Pero también lloró Lula cuando recibió las credenciales y dijo que había sido perseguido por la justicia. (La autocompasión no borra su relación con Odebrecht).
Y volvió a llorar un par de veces este domingo, en su posesión, dejando una imagen no de ternura sino de senilidad.
Así hemos pasado del extremo machista de que los hombres no lloraban ni a tiros (salvo en las cantinas por penas de amor) al moqueo incesante cada vez que te embarga la emoción.
Durante siglos el llanto fue un atributo femenino. Cuando los moros perdieron el último reino en la península ibérica, el de Granada, y debieron emprender la retirada en 1492, la sultana Aixa le espetó a su hijo Boabdil: "Lloras como mujer lo que no supiste defender como hombre".
Probablemente, sea leyenda, pero con esas leyendas nos educaron. Al mismo tiempo, es una muestra de cómo las mujeres han transmitido por siglos el machismo.
Ahora bien: si pierdes para siempre la Alhambra te puedes echar una lágrima, pero no cada vez que pierdes un partido de fútbol.
Hay también lágrimas de arrepentimiento cuasi genuino cuando has hecho mucho daño por razones de Estado y, ya viejo, quieres extraer enseñanzas.
Ese fue el caso de Robert McNamara, brillante economista que, jovencito aún, en la Segunda Guerra Mundial, aplicó sus conocimientos estadísticos para volver más eficaces los bombardeos con napalm, ordenados por el general LeMay, a las ciudades de Japón.
Antes de las dos bombas atómicas, cuando en una sola noche quemaron medio Tokio, causando la muerte de cien mil civiles, LeMay le dijo que podían ser juzgados como criminales de guerra.
Eso lo cuenta en ‘The Fog of War’, el clásico documental de Errol Morris, de 2003, con música de Philip Glass.

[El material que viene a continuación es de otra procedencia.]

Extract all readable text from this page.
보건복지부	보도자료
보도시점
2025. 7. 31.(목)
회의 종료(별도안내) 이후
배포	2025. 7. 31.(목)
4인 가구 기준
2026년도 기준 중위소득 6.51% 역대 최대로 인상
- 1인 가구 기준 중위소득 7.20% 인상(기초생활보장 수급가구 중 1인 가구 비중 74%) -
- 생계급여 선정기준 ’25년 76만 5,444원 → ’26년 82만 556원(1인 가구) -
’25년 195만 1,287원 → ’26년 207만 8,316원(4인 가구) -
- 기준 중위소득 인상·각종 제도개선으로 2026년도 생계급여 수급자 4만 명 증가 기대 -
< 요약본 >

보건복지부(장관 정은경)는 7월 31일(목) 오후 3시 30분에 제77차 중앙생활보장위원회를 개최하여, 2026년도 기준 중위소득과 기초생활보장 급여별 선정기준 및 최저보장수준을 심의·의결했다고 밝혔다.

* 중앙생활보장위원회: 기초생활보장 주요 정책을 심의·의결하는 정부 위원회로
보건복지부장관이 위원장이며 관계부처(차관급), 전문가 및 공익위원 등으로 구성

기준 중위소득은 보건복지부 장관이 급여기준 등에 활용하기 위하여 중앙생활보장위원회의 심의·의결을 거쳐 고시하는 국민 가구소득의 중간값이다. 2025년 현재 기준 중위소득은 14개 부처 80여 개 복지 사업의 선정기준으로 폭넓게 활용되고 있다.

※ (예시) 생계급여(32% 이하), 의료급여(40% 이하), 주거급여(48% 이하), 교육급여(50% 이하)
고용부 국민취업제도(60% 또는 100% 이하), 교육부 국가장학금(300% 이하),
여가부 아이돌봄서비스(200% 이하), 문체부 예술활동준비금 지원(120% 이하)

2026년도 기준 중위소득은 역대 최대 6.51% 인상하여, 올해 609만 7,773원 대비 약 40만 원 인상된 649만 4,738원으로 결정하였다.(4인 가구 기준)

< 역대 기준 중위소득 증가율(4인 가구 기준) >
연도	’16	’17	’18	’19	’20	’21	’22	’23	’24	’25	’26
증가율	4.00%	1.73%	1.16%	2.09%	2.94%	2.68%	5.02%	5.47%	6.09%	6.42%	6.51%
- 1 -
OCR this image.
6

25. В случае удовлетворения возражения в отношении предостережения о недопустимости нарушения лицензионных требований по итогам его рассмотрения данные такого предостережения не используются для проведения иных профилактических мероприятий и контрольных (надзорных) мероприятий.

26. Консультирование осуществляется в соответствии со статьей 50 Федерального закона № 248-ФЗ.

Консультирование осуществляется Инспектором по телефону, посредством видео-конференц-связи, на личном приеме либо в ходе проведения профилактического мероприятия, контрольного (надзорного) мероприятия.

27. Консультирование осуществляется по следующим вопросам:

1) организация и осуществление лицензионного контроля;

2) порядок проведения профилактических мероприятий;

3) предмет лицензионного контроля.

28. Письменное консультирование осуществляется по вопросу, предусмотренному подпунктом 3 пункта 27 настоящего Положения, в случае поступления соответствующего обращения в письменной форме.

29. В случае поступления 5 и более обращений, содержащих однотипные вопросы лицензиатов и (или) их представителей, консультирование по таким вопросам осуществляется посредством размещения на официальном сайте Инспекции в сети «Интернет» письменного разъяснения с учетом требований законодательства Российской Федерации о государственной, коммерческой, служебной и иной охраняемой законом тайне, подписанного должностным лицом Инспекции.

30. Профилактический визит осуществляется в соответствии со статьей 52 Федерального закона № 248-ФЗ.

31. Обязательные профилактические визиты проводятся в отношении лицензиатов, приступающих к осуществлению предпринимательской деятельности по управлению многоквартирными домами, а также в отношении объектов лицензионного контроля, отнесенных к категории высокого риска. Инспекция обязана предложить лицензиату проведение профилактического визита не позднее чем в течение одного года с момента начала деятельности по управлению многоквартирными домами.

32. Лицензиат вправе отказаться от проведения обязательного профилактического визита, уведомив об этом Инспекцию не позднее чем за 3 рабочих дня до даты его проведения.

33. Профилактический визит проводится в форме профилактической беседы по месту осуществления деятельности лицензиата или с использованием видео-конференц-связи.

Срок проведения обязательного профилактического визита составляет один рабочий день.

Un lujo.
Y un testimonio imprescindible para quien busque entender las guerras del siglo XX y las actuales, pues varias de las lecciones se aplican a la invasión rusa a Ucrania.
En los años 60, McNamara se convirtió en el poderoso secretario de Defensa de Kennedy y de Johnson durante la crisis de los misiles en Cuba y la escalada de la guerra en Vietnam, a la que finalmente se opuso y renunció.
Cuando a finales de siglo dejó escapar dos lágrimas al reconocer que las matanzas de japoneses y de millones de vietnamitas no fueron realmente necesarias, varios analistas preguntaron: ¿por qué llora McNamara?, ¿por qué tan tarde y tan a medias?
Y lo acusaron de hipócrita, o, directamente, de 'son of a bitch'. Pero él insistía en que lo vieran como un tipo que quiere racionalizar lo que pasó y ayudar a que no siga pasando.
Hoy, basta ver la sevicia con la que Putin bombardea las ciudades de Ucrania para constatar que nada cambió.
Eso sí que debería ponernos a llorar a todos. Y todas.